Cependant, d’un point de vue stratégique sur le longterme, la Turquie a en
effet des raisons de s’inquiéter. Les nombreux événements dans le monde arabe
de ces dernières décennies ont pour la première fois remis en question les
frontières établies depuis l’effondrement de l’Empire ottoman en 1918. Les
Kurdes, les principaux perdants, en deviennent les principaux bénéficiaires.
L’Irak, l’autre voisin gênant
En Irak, l’invasion américaine a permis l’existence d’une enclave kurde
semi-souveraine. Enclave, qui, tout en cherchant à normaliser ses relations
avec la Turquie, a permis aux rebelles engagés dans une insurrection au nom de
l’importante population kurde turque, d’utiliser son territoire.

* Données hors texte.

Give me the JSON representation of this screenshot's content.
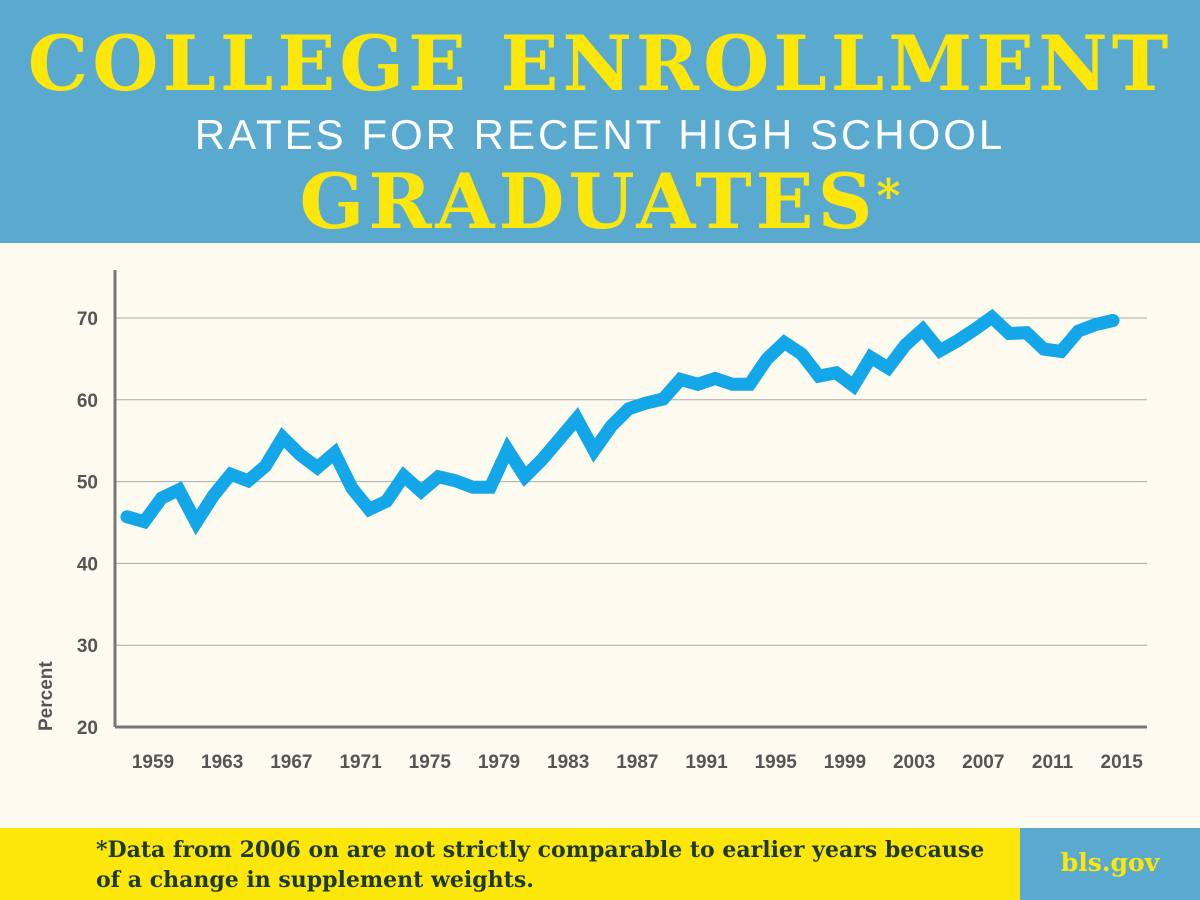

Conséquence du déclenchement de la guerre civile en Syrie, une autre
enclave kurde a émergé. Elle est dominée par le parti frère du PKK. Et
influencée par les Kurdes irakiens. Les frontières arabes, ainsi que
l’intégrité de ces états semblent plus instables que jamais. Et la Turquie se
voit dans l’obligation de partager sur le long terme ses frontières avec des
entités kurdes semi-souveraines. Le spectre d’une éventuelle souveraineté kurde
et la crainte turque d’une telle possibilité sont perceptibles dans l’air.
Vu sous cet angle, il est aisé de comprendre pourquoi une telle manoeuvre
du PKK dans la région de Semdinli a reçu un accueil si enragé de la part de
l’armée turque. Ankara est totalement déterminée à prévenir toute extension
d’un Printemps kurde à sa minorité kurde (25 % de la population). Et emploiera
évidemment tous les moyens et mesures nécessaires afin de s’en assurer.